Allowing valuable sound recordings to pass into the public domain does not create a public asset: it represents a massive destruction of U.K. wealth and a significant loss to the U.K. taxpayer.
For some, music is a limitless source of cheap content, just waiting to be exploited.
Money's Too Tight to Mention' was about as big an anti-Thatcherite message as you can get in pop music. There was a vast swath of the British media at that time that were rabid Thatcherites; do you think they are going to take kindly to me? Then I got hit by the left, because we were too popular.
I'm from the punk generation, but I make romantic, soft soul music. I like the bizarre disconnect of that but, clearly, some people don't.
At art school, a teacher said: 'The best paintings are when you get lost in a piece of work and start painting in a stream of consciousness.' I wanted to do music, not art, so started writing lyrics that way. The first song I wrote was called 'Ice Cream and Wafers.' The next was 'Holding Back the Years.'
I just want to write songs in my little corner. And I still love music, I've not been worn down by cynicism.
My dad knew I was mad about music. While he worked as a barber he would hear songs on the radio and we'd have endless discussions about them. So I got my first record player when I was 11 years old.

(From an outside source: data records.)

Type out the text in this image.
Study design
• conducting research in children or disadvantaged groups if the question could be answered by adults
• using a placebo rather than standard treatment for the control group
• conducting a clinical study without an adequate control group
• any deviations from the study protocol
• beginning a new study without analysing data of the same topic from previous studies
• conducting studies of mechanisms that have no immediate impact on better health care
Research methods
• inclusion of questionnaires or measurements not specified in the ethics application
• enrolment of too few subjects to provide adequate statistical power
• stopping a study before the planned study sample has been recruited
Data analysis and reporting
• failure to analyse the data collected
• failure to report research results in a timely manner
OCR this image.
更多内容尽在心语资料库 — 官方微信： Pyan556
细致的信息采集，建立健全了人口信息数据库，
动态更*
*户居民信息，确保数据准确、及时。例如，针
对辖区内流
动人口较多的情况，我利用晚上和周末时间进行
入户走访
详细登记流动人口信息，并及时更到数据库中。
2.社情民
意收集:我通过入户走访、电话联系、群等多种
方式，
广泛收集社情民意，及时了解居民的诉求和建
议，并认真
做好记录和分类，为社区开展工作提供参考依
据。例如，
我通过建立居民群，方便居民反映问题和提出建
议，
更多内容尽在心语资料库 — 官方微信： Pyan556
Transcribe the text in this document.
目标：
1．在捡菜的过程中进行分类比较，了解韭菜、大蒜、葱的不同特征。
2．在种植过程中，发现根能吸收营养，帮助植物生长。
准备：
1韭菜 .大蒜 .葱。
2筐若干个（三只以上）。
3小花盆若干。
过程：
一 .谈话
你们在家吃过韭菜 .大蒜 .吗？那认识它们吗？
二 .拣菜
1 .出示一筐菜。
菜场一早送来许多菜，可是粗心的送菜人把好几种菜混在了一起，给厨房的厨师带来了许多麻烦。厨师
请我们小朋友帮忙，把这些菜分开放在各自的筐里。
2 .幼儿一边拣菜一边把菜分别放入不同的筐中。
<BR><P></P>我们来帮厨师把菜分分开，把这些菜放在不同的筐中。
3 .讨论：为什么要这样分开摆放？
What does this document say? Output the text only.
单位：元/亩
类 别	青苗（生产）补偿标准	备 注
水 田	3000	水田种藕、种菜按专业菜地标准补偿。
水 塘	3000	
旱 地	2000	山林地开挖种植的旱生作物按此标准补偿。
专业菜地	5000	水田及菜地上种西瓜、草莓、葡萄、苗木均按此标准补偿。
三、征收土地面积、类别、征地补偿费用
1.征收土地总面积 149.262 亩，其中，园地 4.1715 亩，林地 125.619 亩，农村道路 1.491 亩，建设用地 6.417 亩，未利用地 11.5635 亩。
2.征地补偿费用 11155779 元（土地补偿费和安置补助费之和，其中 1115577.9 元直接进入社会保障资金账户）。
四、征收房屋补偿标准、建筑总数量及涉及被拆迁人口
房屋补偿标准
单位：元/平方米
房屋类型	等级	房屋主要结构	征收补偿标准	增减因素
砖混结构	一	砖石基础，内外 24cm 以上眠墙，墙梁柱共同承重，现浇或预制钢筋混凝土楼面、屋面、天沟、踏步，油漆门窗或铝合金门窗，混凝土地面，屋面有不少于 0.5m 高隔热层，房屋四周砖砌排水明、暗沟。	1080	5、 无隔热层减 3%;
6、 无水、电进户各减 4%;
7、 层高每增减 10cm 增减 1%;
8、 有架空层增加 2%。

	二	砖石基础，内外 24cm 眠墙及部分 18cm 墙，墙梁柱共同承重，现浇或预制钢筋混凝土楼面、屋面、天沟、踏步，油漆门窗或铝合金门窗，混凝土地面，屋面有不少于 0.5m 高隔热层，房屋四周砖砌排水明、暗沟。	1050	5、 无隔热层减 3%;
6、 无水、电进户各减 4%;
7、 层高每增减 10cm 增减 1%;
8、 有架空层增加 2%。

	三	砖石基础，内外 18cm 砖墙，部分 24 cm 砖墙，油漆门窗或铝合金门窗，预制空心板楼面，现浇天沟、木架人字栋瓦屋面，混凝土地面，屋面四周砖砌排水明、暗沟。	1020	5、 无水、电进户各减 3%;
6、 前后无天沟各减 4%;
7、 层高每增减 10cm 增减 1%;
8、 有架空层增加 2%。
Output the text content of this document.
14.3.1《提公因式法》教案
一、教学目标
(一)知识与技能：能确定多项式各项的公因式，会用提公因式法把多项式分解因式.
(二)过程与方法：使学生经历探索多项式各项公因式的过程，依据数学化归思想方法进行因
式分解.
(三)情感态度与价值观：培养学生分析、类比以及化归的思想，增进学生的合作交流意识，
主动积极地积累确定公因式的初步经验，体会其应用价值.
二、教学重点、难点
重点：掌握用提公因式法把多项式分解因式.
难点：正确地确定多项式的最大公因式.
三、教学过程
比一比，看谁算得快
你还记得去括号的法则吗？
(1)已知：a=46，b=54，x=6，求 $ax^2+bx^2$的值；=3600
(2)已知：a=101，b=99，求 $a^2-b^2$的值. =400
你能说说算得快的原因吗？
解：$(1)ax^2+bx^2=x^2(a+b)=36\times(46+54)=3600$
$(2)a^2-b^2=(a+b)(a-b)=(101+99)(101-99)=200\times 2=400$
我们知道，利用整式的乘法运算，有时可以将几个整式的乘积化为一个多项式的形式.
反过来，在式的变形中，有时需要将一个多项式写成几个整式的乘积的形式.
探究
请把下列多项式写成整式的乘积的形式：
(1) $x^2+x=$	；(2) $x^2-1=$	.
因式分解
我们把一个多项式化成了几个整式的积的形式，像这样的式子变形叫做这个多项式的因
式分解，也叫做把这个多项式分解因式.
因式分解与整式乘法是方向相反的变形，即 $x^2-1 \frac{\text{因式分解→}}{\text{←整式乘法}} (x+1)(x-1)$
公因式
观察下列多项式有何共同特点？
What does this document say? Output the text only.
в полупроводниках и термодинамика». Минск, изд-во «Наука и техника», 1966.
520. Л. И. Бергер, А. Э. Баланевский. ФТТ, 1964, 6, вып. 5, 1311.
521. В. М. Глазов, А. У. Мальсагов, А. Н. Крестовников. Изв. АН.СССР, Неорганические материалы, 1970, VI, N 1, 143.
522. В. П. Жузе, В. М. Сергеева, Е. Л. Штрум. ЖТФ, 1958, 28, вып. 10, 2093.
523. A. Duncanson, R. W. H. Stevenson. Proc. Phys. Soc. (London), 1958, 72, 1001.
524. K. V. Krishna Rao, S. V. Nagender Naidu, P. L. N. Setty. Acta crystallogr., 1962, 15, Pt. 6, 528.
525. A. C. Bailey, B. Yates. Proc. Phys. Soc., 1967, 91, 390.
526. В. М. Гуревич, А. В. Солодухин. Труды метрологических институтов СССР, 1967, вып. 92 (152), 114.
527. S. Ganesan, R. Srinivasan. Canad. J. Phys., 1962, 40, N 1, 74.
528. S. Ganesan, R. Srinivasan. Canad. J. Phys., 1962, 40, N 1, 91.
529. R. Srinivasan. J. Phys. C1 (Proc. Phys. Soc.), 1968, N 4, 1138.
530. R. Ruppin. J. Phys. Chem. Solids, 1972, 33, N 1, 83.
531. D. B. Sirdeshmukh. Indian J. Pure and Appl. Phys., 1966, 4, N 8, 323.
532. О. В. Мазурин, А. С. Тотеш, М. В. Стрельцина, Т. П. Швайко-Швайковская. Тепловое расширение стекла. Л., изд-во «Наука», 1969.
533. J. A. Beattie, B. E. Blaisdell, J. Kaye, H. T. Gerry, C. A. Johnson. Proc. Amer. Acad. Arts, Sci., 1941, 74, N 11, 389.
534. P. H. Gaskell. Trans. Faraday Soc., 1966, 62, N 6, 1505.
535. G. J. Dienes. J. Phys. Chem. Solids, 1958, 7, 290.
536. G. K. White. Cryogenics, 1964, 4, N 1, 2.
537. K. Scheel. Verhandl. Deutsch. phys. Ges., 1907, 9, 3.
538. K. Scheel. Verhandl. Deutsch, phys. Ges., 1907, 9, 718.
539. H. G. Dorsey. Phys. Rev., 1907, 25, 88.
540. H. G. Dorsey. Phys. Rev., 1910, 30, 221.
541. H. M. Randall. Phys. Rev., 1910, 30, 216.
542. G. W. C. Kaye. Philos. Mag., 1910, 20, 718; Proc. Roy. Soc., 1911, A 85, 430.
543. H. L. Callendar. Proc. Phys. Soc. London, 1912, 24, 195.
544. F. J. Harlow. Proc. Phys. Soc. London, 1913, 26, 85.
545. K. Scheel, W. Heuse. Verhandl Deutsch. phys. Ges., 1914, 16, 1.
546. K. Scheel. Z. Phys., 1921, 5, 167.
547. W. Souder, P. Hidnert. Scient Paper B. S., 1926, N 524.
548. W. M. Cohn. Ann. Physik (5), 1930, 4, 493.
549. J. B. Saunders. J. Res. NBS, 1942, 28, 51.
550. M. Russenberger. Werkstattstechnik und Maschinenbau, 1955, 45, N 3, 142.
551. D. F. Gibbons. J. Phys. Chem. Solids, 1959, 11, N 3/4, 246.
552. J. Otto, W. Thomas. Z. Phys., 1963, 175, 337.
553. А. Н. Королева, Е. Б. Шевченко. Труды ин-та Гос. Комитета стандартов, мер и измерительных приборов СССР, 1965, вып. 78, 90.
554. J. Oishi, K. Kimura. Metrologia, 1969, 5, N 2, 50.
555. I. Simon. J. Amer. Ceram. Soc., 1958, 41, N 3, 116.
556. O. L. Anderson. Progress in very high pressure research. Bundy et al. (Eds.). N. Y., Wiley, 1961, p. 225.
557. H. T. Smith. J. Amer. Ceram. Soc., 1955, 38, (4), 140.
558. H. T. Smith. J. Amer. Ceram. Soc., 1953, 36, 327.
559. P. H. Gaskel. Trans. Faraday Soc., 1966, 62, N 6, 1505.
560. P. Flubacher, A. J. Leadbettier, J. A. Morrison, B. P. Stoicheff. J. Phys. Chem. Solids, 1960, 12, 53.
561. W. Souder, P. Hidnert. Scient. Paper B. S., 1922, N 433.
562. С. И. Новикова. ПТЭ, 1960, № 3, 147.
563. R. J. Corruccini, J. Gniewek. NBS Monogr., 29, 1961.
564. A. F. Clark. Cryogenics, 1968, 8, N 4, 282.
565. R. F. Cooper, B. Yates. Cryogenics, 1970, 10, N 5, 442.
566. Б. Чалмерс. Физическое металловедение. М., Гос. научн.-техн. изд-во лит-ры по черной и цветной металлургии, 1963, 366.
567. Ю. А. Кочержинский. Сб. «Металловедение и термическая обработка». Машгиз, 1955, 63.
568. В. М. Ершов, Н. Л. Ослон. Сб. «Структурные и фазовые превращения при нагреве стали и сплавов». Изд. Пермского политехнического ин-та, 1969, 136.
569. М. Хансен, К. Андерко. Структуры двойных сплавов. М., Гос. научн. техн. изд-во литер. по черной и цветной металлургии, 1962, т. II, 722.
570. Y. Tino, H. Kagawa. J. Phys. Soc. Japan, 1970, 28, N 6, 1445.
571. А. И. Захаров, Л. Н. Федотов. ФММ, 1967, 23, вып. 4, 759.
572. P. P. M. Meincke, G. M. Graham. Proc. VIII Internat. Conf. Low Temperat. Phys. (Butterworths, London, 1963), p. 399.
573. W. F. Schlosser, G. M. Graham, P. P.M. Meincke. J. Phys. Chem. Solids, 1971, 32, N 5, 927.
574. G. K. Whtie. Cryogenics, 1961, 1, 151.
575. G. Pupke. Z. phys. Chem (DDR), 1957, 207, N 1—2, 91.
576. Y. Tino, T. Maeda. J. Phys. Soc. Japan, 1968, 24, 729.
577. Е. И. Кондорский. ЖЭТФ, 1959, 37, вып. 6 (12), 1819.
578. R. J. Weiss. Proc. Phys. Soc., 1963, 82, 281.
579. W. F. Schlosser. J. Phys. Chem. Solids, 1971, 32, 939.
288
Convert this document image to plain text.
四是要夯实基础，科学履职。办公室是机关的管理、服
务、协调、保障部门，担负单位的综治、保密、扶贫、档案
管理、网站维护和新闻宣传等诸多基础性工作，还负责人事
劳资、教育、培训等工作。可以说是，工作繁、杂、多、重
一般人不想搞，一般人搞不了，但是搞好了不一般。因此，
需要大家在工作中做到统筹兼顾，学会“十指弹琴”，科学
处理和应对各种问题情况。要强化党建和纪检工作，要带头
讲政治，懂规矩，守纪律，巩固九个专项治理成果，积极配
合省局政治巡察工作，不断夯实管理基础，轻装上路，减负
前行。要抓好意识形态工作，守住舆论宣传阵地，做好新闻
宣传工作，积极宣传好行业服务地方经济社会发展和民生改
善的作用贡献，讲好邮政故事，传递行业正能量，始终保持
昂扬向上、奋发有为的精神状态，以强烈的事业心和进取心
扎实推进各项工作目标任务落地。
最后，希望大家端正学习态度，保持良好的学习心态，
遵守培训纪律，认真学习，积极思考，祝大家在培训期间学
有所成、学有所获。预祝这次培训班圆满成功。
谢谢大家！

I feel enormously privileged to be part of the generation that witnessed the magic of the Beatles first hand, and I think 'A Hard Day's Night' connected with my four-year-old self because it was the whole package: an album and a movie.
I feel a bit like the antichrist as I had the bulk of my success in the 80s and I hate 80s music.
I first sang 'Holding Back the Years' in my earliest band, Frantic Elevators. When the Elevators split and I started Simply Red, I returned to the song and wrote the 'I'll keep holding on' chorus.
The last Simply Red album, 'Stay,' was good, but the first three tracks were designed for radio play. They were written to meet people's expectations of Simply Red.
Nothing had the chance to be good nothing ever could.
We would never have gained the attention without a major label throughout the world initially. I just got tired of them taking all the money.
The truth is there was a golden era in music from 1962 to 1978 - after that it all went a bit tits up. I blame the fucking drum machine and the fucking shoulder pads of the 1980s.
I first heard Miles Davis as a student, when I was struck by his extraordinary musicianship, and his work did affect some of the sounds of Simply Red. He was one of the reasons I chose to have a muted trumpet on 'Holding Back the Years.'
The reason I'm uncomfortable with celebrity and don't care about it is that none of that matters. I think that's why people attack me and think I'm arrogant. I've never felt the need to justify myself. If I make good music, that music will do the job for me, even when I'm dead and gone.
As I've gotten older I've got more bass in my voice but also because I don't talk very much during the day I've managed to keep my voice in good condition.
My dad was one of the reasons I kept Simply Red going so long. I was brought up to stick at things. I was the only songwriter in Simply Red, so I could have toured under my own banner. But I'd developed the name, so I stuck with it.